Party gets a smack from the commuter belt it once held tightly
One of the biggest disappointments for the Labour Party will be the marked drop in its support in the commuter counties around Dublin. Many of these voters would have moved there due to the high cost of housing in the capital during the Celtic Tiger boom. When the 2011 election came around, this urban, liberal base voted for Labour in their droves - only to switch their vote over the weekend and help to bring about the party's startling decline.
The voting patterns in Kildare North, which includes the commuter towns of Maynooth, Celbridge, Leixlip and Kilcock, perhaps best tells the story.
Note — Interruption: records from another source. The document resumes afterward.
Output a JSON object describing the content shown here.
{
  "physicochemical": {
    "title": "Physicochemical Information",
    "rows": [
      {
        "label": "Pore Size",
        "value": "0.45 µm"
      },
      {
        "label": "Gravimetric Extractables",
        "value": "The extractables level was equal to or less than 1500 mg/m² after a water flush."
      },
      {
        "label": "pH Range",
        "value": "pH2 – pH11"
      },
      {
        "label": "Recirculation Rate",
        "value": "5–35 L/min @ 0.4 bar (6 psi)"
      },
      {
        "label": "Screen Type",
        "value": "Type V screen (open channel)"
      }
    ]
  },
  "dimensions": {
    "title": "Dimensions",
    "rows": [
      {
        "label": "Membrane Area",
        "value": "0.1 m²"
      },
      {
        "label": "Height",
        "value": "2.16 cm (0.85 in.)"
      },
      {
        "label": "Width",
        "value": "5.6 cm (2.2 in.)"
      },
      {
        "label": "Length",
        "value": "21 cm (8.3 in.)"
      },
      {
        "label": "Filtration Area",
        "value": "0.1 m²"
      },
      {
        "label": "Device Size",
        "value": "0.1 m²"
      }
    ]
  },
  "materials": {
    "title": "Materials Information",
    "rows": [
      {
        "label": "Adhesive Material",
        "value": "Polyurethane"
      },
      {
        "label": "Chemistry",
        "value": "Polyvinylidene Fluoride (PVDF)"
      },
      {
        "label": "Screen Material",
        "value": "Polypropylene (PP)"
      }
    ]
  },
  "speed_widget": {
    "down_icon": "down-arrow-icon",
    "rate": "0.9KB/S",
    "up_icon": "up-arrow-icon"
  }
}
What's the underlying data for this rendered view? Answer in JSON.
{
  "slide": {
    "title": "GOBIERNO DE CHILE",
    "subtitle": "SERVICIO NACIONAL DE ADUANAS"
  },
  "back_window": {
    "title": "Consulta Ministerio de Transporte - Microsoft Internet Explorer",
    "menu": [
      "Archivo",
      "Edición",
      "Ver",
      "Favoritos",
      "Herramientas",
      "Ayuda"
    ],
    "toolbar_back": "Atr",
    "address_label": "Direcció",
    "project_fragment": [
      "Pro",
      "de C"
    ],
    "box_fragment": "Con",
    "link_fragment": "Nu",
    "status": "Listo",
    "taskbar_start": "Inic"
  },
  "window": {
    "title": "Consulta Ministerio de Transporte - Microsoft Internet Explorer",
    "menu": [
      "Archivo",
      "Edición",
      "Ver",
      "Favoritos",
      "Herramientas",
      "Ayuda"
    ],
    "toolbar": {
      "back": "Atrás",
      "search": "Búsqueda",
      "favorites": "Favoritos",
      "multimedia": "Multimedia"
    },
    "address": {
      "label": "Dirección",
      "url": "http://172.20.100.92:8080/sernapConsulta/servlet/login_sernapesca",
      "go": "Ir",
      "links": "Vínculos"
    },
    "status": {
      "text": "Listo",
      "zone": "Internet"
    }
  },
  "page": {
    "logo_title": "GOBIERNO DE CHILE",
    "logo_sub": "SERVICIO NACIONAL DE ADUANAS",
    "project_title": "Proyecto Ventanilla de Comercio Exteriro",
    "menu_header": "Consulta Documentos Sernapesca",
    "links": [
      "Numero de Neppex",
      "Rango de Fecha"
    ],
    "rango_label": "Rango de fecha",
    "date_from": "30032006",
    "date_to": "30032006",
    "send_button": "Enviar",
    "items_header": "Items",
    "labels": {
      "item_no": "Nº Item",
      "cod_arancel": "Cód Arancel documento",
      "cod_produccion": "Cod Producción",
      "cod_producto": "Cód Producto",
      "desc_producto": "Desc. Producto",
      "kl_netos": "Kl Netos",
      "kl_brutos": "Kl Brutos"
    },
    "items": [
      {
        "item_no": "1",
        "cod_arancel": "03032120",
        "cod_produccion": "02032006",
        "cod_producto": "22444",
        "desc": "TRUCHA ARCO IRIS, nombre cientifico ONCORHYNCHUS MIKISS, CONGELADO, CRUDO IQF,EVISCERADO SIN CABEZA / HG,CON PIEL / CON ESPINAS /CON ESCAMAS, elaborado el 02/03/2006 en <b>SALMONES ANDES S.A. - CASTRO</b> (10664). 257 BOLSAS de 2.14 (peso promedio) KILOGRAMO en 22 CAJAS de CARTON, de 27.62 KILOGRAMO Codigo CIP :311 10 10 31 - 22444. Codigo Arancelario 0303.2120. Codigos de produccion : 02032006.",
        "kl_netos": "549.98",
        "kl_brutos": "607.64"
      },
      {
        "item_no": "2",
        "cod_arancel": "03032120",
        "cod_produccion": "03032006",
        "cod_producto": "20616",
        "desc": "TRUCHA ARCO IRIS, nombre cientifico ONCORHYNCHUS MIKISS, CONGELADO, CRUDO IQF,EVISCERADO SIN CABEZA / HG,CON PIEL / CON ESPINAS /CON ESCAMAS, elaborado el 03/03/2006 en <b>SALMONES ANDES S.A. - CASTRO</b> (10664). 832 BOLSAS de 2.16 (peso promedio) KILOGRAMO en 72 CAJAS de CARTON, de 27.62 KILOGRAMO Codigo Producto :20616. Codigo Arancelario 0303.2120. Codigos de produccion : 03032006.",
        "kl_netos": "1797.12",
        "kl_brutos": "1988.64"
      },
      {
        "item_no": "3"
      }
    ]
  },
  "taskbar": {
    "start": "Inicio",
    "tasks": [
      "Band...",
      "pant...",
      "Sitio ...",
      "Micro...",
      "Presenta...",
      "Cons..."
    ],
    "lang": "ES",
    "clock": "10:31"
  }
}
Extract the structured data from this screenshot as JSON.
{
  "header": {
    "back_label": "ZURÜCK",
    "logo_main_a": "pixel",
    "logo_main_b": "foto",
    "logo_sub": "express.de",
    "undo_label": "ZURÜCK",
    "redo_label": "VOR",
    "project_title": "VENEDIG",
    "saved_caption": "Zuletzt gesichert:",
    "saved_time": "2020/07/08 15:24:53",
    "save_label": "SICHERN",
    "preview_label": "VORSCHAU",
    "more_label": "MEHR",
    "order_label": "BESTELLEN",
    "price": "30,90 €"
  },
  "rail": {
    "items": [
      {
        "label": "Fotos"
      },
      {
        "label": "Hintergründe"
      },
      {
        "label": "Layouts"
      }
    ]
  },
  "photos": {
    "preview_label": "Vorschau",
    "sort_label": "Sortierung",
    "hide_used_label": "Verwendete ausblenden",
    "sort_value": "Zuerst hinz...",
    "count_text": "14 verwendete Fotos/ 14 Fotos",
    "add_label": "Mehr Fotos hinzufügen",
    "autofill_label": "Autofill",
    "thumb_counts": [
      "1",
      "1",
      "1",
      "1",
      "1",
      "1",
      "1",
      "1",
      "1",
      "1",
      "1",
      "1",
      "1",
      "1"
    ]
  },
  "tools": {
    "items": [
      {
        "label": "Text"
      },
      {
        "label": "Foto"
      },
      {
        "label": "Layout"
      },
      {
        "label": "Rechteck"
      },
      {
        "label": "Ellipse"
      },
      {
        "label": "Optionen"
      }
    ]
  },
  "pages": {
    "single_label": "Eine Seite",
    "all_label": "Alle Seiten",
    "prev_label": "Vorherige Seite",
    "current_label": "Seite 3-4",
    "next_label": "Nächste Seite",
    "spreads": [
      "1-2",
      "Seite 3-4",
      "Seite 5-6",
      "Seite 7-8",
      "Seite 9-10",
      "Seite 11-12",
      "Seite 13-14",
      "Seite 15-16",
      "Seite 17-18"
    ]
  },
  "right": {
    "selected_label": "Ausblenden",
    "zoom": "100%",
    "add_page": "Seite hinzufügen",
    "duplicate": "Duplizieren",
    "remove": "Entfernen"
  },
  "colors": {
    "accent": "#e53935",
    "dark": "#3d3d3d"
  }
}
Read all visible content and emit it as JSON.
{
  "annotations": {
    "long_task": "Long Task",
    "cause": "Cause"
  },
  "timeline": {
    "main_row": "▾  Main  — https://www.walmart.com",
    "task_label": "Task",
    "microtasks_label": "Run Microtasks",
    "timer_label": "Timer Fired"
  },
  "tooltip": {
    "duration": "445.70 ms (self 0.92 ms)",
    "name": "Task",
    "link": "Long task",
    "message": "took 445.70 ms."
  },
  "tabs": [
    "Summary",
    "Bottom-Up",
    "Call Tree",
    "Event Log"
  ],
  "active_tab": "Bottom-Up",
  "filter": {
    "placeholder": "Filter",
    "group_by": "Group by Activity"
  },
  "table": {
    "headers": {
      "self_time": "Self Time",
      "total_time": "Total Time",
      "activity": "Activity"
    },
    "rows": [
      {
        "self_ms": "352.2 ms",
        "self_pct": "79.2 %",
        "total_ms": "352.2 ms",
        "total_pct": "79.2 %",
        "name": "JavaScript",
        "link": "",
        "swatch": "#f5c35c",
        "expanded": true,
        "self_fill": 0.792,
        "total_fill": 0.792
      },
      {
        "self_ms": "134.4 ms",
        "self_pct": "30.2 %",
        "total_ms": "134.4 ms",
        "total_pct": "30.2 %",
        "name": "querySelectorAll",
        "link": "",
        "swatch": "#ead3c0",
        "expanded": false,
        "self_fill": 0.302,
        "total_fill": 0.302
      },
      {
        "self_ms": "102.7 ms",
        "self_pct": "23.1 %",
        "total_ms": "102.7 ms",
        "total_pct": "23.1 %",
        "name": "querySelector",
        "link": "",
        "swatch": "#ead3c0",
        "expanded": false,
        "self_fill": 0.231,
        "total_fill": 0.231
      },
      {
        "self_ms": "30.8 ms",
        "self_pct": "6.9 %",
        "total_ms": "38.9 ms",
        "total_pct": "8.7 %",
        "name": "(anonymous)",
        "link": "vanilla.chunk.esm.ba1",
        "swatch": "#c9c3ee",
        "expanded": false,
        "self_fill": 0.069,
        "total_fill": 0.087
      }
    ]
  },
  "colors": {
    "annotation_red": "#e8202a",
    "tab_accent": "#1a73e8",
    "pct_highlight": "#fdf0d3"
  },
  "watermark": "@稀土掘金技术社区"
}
The population of these towns experienced huge growth between 2006 and 2011 as families moved out of the capital and house prices rocketed.
The population of Celbridge grew by 13pc, while Maynooth's rose by almost 17pc, figures from the Central Statistics Office show.
In the 2007 General Election, Labour secured 17pc of all first preferences.
In 2011, it rose to 29pc as commuters began exercising their franchise but plummeted by 21pc over the weekend to a low of just 8pc - the highest drop in the commuter belt. This, in a constituency where the Labour TD, Emmet Stagg, had held the seat since 1987.
The pattern was continued across other commuter counties. Labour's vote went from 5pc in Louth in 2007 to 19pc four years later. It fell by 10pc in this election.
In Meath East, it rose from 12pc to 21pc, only to fall back by 16 points. In Wicklow, it's down 13pc. In Meath West, by 10pc.
Even the stronghold of Longford-Westmeath has not escaped, where sitting Labour TD Willie Penrose has topped the poll in every election since 1997, never failing to garner fewer than 8,000 first preferences.
This time? He received 4,822 and the party's support fell by 18pc.
Fine Gael hasn't escaped either. Its vote is down by 3pc in Kildare South, but by 14pc in Longford-Westmeath.
However, it is Labour that will find it harder to rebuild.
The big gains have been made by the Independents, and by Fianna Fáil to a lesser extent. With the loss of high-profile candidates, a depleted Labour faces an uphill struggle to win back those votes.